The apparition noticed. “Are you not happy to see me?” it asked.

“I saw you just a few hours ago,” Cardenia said, standing up from the bench, and looking over the apparition of her father. It was perfect. Almost touchable. Cardenia did not touch it. “You were dead then.”

“I still am,” Attavio VI said. “The consciousness that was me is gone. Everything else was stored.”

“So you’re not conscious now?”

“I’m not, but I can respond to you as if I were. You may ask me anything. I will tell you.”

“What do you think of me?” Cardenia asked, blurting it out.

“I always thought you were a nice young lady,” Attavio VI said. “Smart. Attentive to me. I don’t think you’ll make a very good emperox.”

“Why not?”

“Because right now the Interdependency has no need of a nice emperox. It never does, but it can tolerate one when nothing consequential is going on. This is not one of those times.”

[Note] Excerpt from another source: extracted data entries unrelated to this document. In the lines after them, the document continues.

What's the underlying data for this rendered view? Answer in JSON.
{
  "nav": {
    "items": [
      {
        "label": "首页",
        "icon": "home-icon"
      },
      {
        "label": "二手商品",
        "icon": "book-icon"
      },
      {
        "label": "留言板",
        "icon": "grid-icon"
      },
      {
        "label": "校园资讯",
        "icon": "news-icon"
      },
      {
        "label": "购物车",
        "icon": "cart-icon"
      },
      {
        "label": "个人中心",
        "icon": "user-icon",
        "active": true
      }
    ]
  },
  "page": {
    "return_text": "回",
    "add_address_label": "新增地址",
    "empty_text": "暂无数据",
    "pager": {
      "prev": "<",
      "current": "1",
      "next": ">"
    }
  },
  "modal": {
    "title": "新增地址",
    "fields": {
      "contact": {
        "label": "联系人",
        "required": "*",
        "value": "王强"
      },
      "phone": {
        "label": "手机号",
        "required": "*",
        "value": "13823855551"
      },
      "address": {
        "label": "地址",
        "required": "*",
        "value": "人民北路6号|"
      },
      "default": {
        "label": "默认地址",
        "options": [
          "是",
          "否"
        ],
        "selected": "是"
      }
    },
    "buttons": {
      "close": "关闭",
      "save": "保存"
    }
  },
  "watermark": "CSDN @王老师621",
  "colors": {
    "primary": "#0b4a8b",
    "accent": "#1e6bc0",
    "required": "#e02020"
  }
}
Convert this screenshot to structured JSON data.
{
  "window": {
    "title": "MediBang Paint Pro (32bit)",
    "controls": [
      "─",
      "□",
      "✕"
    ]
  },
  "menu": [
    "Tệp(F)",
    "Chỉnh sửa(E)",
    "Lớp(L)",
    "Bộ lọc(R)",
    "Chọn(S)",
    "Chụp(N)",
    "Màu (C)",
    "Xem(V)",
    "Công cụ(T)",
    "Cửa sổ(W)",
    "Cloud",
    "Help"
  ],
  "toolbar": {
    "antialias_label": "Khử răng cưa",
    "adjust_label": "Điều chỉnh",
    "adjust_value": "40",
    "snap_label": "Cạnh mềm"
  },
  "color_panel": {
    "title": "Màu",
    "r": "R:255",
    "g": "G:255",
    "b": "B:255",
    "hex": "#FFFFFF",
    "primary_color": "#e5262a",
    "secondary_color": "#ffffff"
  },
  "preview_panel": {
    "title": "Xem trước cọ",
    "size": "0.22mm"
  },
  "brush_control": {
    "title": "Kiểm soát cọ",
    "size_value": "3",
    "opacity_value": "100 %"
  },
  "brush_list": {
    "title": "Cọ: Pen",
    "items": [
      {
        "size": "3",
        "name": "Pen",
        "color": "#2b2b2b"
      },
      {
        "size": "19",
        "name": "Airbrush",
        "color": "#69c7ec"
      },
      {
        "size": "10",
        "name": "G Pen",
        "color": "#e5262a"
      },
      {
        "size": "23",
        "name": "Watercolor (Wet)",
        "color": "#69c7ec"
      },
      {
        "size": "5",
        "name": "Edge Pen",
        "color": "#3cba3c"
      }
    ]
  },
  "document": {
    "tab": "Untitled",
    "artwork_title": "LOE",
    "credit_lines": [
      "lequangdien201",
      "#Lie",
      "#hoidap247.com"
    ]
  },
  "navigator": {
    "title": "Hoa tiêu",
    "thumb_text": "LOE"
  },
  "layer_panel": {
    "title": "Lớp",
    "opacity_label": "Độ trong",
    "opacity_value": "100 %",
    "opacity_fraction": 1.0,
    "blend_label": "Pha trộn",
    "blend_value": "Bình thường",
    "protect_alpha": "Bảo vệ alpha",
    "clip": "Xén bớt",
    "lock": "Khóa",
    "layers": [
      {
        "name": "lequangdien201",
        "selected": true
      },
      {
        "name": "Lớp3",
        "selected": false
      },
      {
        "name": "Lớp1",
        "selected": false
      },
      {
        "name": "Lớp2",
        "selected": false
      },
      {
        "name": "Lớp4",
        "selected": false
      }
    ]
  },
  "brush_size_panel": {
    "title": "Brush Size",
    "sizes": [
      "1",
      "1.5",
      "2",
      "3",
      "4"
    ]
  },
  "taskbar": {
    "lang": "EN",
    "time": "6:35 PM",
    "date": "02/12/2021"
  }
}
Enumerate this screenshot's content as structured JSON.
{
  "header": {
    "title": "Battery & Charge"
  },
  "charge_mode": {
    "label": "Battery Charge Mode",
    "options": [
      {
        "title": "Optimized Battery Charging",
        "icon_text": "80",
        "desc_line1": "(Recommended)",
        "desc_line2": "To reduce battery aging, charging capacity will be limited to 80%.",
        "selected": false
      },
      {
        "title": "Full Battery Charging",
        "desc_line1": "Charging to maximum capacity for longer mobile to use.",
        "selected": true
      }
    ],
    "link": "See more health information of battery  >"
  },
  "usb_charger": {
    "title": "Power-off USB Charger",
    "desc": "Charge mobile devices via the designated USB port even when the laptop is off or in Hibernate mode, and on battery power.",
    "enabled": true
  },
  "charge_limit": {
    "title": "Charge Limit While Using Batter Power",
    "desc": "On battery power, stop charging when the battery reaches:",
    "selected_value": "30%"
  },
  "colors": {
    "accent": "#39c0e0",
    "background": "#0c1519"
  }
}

“I wasn’t particularly nice to the executive committee today,” Cardenia said, hearing how defensive the words sounded coming out of her mouth.

“I’m sure that in the wake of my death, for your very first meeting with them, the executive committee made a fine show of being restrained and deferential. Also, they are seeing at what length of chain you’re most comfortable, in order for them to get every single thing they want from you. They’ll yank on that chain presently.”

“I’m not sure I like this entirely honest you,” Cardenia said, after a moment.

“If you like we can adjust my conversational model to be more like I was in life.”

“You’re telling me you lied to me in life.”

“No more than to anyone else.”

“That’s comforting.”

“In life I was human, with an ego, just like anyone else. I had my own desires and intentions. Here I am nothing but memory, here for the purpose of assisting you, the current emperox. I have no ego to flatter, and will flatter yours only if ordered to. I would not suggest it. It makes me less useful.”

“Did you love me?”

“It depends on what you mean by love.”

“That sounds like an evasive, ego-filled answer.”